Journal "Software Engineering"
a journal on theoretical and applied science and technology
ISSN 2220-3397

Issue N4 2022 year

DOI: 10.17587/prin.13.187-199
Applying Unsupervised Machine Learning Algorithms to Ensure Requirements Consistency
K. I. Gaydamaka, k.gaydamaka@gmail.com, Department of Systems Engineering, MIREA — Russian Technological University, Moscow, 119454, Russian Federation, А. D. Belonogova, alena.belonogova@yandex.ru, National Research Nuclear University MEPhI, Moscow, 115409, Russian Federation
Corresponding author: Gaydamaka Kirill I., Postgraduate Student, Department of Systems Engineering, "MIREA — Russian Technological University", Moscow, 119454, Russian Federation, E-mail: k.gaydamaka@gmail.com
Received on November 16, 2021
Accepted on March 05, 2022

The article is devoted to the problem of ensuring the quality of requirements for complex technical systems. The purpose of this article is to apply unsupervised machine learning techniques to test a set of requirements for consistency. It is assumed that the clustering of requirements will allow us to determine the requirements that are closest in meaning to the given one, and this may indicate a possible contradiction and require additional check of potentially conflicting requirements.

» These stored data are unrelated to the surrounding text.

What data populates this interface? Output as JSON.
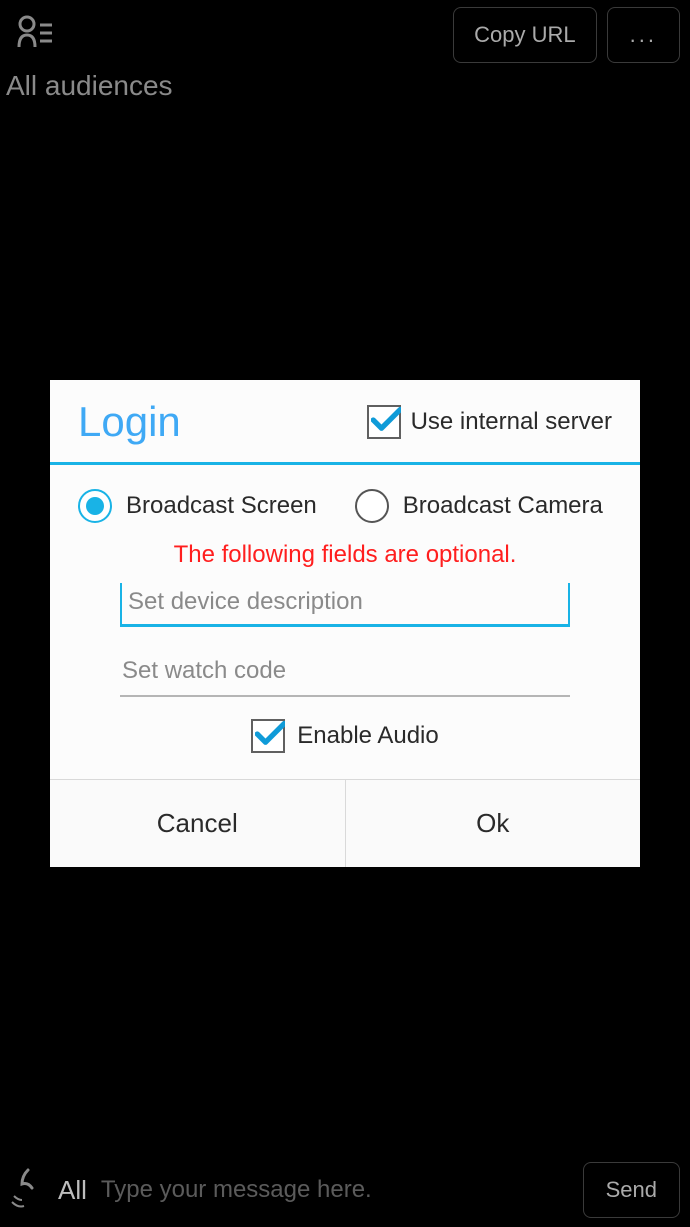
{
  "topbar": {
    "copy_url_label": "Copy URL",
    "more_label": "..."
  },
  "subheader": "All audiences",
  "dialog": {
    "title": "Login",
    "use_internal_server_label": "Use internal server",
    "use_internal_server_checked": true,
    "radio_screen_label": "Broadcast Screen",
    "radio_camera_label": "Broadcast Camera",
    "radio_selected": "screen",
    "optional_note": "The following fields are optional.",
    "device_desc_placeholder": "Set device description",
    "device_desc_value": "",
    "watch_code_placeholder": "Set watch code",
    "watch_code_value": "",
    "enable_audio_label": "Enable Audio",
    "enable_audio_checked": true,
    "cancel_label": "Cancel",
    "ok_label": "Ok"
  },
  "bottombar": {
    "audience_label": "All",
    "message_placeholder": "Type your message here.",
    "message_value": "",
    "send_label": "Send"
  }
}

The article discusses a comparison of clustering methods such as k-means, agglomerative hierarchical clustering, DBSCAN, EM-algorithm, as well as methods for converting sentences into numeric vectors TF-IDF, doc2vec, BERT. BERT and k-means showed the best result — a cluster that included only conflicting requirements.

Keywords: natural language processing, requirements clustering, requirements management, requirements engineering, requirements consistency
pp. 187—199
For citation:
Gaydamaka K. I., Belonogova A. D. Applying Unsupervised Machine Learning Algorithms to Ensure Requirements Consistency, Programmnaya Ingeneria, 2022, vol. 13, no. 4, pp. 187—199.